A Persian Cafe, Edward Lord Weeks

Sunday, 12 July 2020

Some Thoughts on Politicisation of the Civil Service

Trying to get back into the habit of blogging, mostly so that I'm writing more frequently. I'm not starting to write with well-formed views, or even nascent thoughts which I hope to clarify through the act of writing, so don't expect too much from this post.


One recent piece of news: the resignation of Sir Mark Sedwill, who until recently held the posts of the UK Cabinet Secretary and National Security Advisor. Significantly, his replacement as NSA will be David Frost, presently the UK Lead Negotiator in the negotiations with the EU.

For people not from the UK: the higher posts in our civil service are considered non-political: while there is ministerial involvement in the recruitment of Permanent Secretaries (the civil servants who run government departments) and Director-Generals (the next rung down, and incidentally the highest rung I've had personal contact with in my own work as a fairly junior civil servant), but this is usually more limited than the extent of involvement which is suspected here.

I'm not going to comment too much upon the circumstances of Sedwill's departure. I know very little about him - when he started as Cabinet Secretary I began but did not complete a rather tongue-in-cheek post pretending that his "Fusion Doctrine" was the latest and most damning sign yet of the authoritarian nature of the government, but besides the minimal research involved in that I know nothing of him. The suggestion I've seen was that the UK's appalling response to Coronavirus was a proximate cause, since one would expect the NSA to be on top of the UK's pandemic response. Perhaps this is true, it seems plausible, but really very few people know enough to say with great confidence and I am certainly not one of them.

I'm not going to to comment much, either, on the appointment of David Frost as the new NSA - or at least, not on him personally. He previously served as the UK Ambassador to Denmark, and has held two Director-level posts previously, so I don't think objections to his appointment should focus upon questions of competence.
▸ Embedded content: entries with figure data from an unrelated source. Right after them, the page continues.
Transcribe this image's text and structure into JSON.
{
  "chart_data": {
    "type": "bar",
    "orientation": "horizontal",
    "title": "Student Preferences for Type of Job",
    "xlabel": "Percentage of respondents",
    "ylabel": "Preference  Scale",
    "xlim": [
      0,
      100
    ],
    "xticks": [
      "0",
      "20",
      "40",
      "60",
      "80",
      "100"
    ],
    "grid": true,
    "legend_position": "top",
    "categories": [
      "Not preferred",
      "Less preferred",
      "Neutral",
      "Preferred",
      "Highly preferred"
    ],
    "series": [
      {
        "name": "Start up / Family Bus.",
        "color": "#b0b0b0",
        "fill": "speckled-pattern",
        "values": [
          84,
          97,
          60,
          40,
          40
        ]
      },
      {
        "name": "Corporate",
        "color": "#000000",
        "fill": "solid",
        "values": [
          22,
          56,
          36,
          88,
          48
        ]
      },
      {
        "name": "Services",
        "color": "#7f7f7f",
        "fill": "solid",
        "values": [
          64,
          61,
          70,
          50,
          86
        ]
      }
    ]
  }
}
The move to making the position openly political is itself interesting, however. To comment effectively on this, one requires a conception of under what circumstances a decision should be considered "political" as opposed to "operational". The standard self-conception of the civil service would be that our political ministers tell us what to do - or we distil an understanding of what they want from their public statements. We then do what they want, providing updates on what we're doing, giving options and recommendations but giving them the decision where it's not clear what they want, alerting them to risks of the proposed approach - but there are a lot of details which one simply does not need to check with ministers. Political decisions, then, are those which involve (a) a weighting of interests: as a country would we rather seek to achieve X or Y, noting that X is better for some people but worse for others, or that it carries a certain risk, or will take longer to put into place; or (b), a decision about what it is, at the more fundamental levels, that the UK government is aiming to achieve.

What are the kinds of decisions of that sort which will arise in the post of NSA? One can think of a few - e.g. what are the criteria we prioritise when deciding how significant a risk is (loss of life? loss of effective national sovereignty? do we value lives differently based on the ages of the people dying?). Where risks are brought into being or exacerbated by the actions of other governments, particularly our allies, how do we respond to that? Certainly it feels as though, given the politically neutral basis of the UK civil service, there should be some political oversight - when the NSA reports to Cabinet on risks to the UK, they are not simply "reporting the facts" - they are passing on a mixture of fact and opinion, filtered by opinions regarding what is significant enough to be worth reporting on.

Is security different to other areas, in a way that justifies a political role which we do not apply across the board? I don't know. The argument which comes to mind is that a major advantage of political appointments - and in particular of ministers appointing their friends - is that it promotes greater trust between political and operational officials, and may give operational officials more leeway to tell unpleasant or unpalatable truths. There are of course risks to this approach, so I can see an argument that it's not an approach you'd want to take generally (and in any case, there's probably only so many people who have the requisite level of trust with any given Prime Minister, so it's not something you could do across the government) but in the field of security, where such truths are more likely to abound, it's worthwhile.

I have doubts about the merits of that with regard to this particular government; going into detail on that would possibly go beyond the civil service neutrality which I would prefer to uphold whenever writing publicly. In any case, these doubts are similar to those which Stian Westlake has written about with regard to the government's strategy around procurement and the need for freedom from state aid rules.